I had a case. I was walking with a friend and her boyfriend in the park, and he said, “I don’t like being asked where I am and who I’m with.” I tensed up a bit. I’d heard that too often from people who just didn’t want to be honest. But he continued, “I want to be trusted, not controlled. And if they don’t trust me, then what’s the point?”
And then it hit me. He wasn’t giving up on intimacy. He wanted it — but without cages, without interrogations. And that was damn attractive.
I don’t want to be a policeman in someone’s life. I don’t want to build a relationship where every message turns into a report. But I also don’t want to feel like I’m “not supposed” to ask, to be interested, to worry.
For me, caring is when you put a chocolate bar in someone’s pocket because you know they’re having a hard day. When you cover them with a blanket, even if they’re already asleep. When you don't call ten times in a row, but still write "I'm here if anything happens." It's all about attention, but without pressure.

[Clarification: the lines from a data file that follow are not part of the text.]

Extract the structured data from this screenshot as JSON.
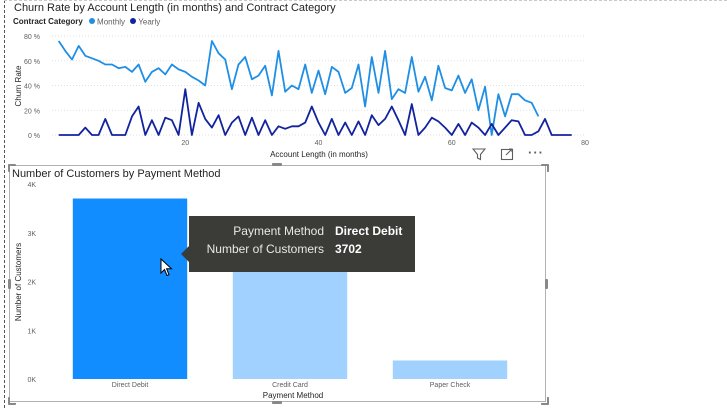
{
  "chart_data": [
    {
      "type": "line",
      "title": "Churn Rate by Account Length (in months) and Contract Category",
      "xlabel": "Account Length (in months)",
      "ylabel": "Churn Rate",
      "xlim": [
        0,
        80
      ],
      "ylim": [
        0,
        80
      ],
      "xticks": [
        "20",
        "40",
        "60",
        "80"
      ],
      "yticks": [
        "0 %",
        "20 %",
        "40 %",
        "60 %",
        "80 %"
      ],
      "grid": true,
      "legend": {
        "title": "Contract Category",
        "position": "top-left"
      },
      "series": [
        {
          "name": "Monthly",
          "color": "#1f8fe5",
          "x": [
            1,
            2,
            3,
            4,
            5,
            6,
            7,
            8,
            9,
            10,
            11,
            12,
            13,
            14,
            15,
            16,
            17,
            18,
            19,
            20,
            21,
            22,
            23,
            24,
            25,
            26,
            27,
            28,
            29,
            30,
            31,
            32,
            33,
            34,
            35,
            36,
            37,
            38,
            39,
            40,
            41,
            42,
            43,
            44,
            45,
            46,
            47,
            48,
            49,
            50,
            51,
            52,
            53,
            54,
            55,
            56,
            57,
            58,
            59,
            60,
            61,
            62,
            63,
            64,
            65,
            66,
            67,
            68,
            69,
            70,
            71,
            72,
            73
          ],
          "values": [
            76,
            68,
            61,
            72,
            64,
            62,
            60,
            57,
            57,
            54,
            55,
            51,
            57,
            43,
            51,
            54,
            49,
            57,
            53,
            51,
            47,
            44,
            40,
            76,
            66,
            61,
            37,
            57,
            63,
            45,
            48,
            56,
            32,
            68,
            35,
            40,
            37,
            57,
            34,
            52,
            33,
            55,
            51,
            34,
            38,
            57,
            23,
            63,
            34,
            68,
            29,
            37,
            34,
            63,
            35,
            47,
            28,
            56,
            38,
            36,
            48,
            34,
            45,
            20,
            39,
            0,
            33,
            15,
            33,
            33,
            28,
            26,
            15
          ],
          "extra": [
            {
              "x": 57,
              "y": 0
            },
            {
              "x": 59,
              "y": 0
            },
            {
              "x": 63,
              "y": 50
            },
            {
              "x": 64,
              "y": 26
            },
            {
              "x": 66,
              "y": 48
            },
            {
              "x": 68,
              "y": 0
            },
            {
              "x": 70,
              "y": 0
            },
            {
              "x": 71,
              "y": 25
            }
          ]
        },
        {
          "name": "Yearly",
          "color": "#12239e",
          "x": [
            1,
            2,
            3,
            4,
            5,
            6,
            7,
            8,
            9,
            10,
            11,
            12,
            13,
            14,
            15,
            16,
            17,
            18,
            19,
            20,
            21,
            22,
            23,
            24,
            25,
            26,
            27,
            28,
            29,
            30,
            31,
            32,
            33,
            34,
            35,
            36,
            37,
            38,
            39,
            40,
            41,
            42,
            43,
            44,
            45,
            46,
            47,
            48,
            49,
            50,
            51,
            52,
            53,
            54,
            55,
            56,
            57,
            58,
            59,
            60,
            61,
            62,
            63,
            64,
            65,
            66,
            67,
            68,
            69,
            70,
            71,
            72,
            73,
            74,
            75,
            76,
            77,
            78
          ],
          "values": [
            0,
            0,
            0,
            0,
            6,
            0,
            0,
            13,
            0,
            0,
            0,
            15,
            23,
            0,
            12,
            0,
            14,
            12,
            0,
            37,
            0,
            26,
            13,
            6,
            16,
            0,
            10,
            15,
            0,
            14,
            0,
            12,
            0,
            7,
            5,
            7,
            7,
            10,
            23,
            10,
            0,
            13,
            0,
            10,
            0,
            11,
            0,
            16,
            8,
            13,
            23,
            12,
            0,
            25,
            0,
            6,
            14,
            11,
            6,
            0,
            9,
            0,
            10,
            6,
            0,
            9,
            0,
            6,
            12,
            11,
            0,
            0,
            3,
            13,
            0,
            0,
            0,
            0
          ]
        }
      ]
    },
    {
      "type": "bar",
      "title": "Number of Customers by Payment Method",
      "xlabel": "Payment Method",
      "ylabel": "Number of Customers",
      "categories": [
        "Direct Debit",
        "Credit Card",
        "Paper Check"
      ],
      "values": [
        3702,
        2600,
        380
      ],
      "ylim": [
        0,
        4000
      ],
      "yticks": [
        "0K",
        "1K",
        "2K",
        "3K",
        "4K"
      ],
      "colors": [
        "#118dff",
        "#a0d1ff",
        "#a0d1ff"
      ],
      "highlighted_index": 0
    }
  ],
  "tooltip": {
    "rows": [
      {
        "key": "Payment Method",
        "value": "Direct Debit"
      },
      {
        "key": "Number of Customers",
        "value": "3702"
      }
    ]
  },
  "header_icons": [
    "filter-icon",
    "focus-mode-icon",
    "more-options-icon"
  ]
}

Control is different. It's when your love is turned into an anxious suitcase full of fears. Who, where, with whom, when, why didn't you write. Everything turns into a game with suspicions, and there's no time for tenderness.
Probably, one day we all learn to be calmer when we feel that we are trusted. When there is no need to constantly prove that you are on the person's side. And this gives freedom - not running away, but warm, like a blanket in the morning.
So yes. I do not confuse care and control. I want to be close, not on a leash. I want to choose when to share and what. And in the same way - so that the man next to me feels free and confident that he will not be suspected for every step.
This is trust. Simple, calm. Without unnecessary noise. And if it is there, everything else becomes easier.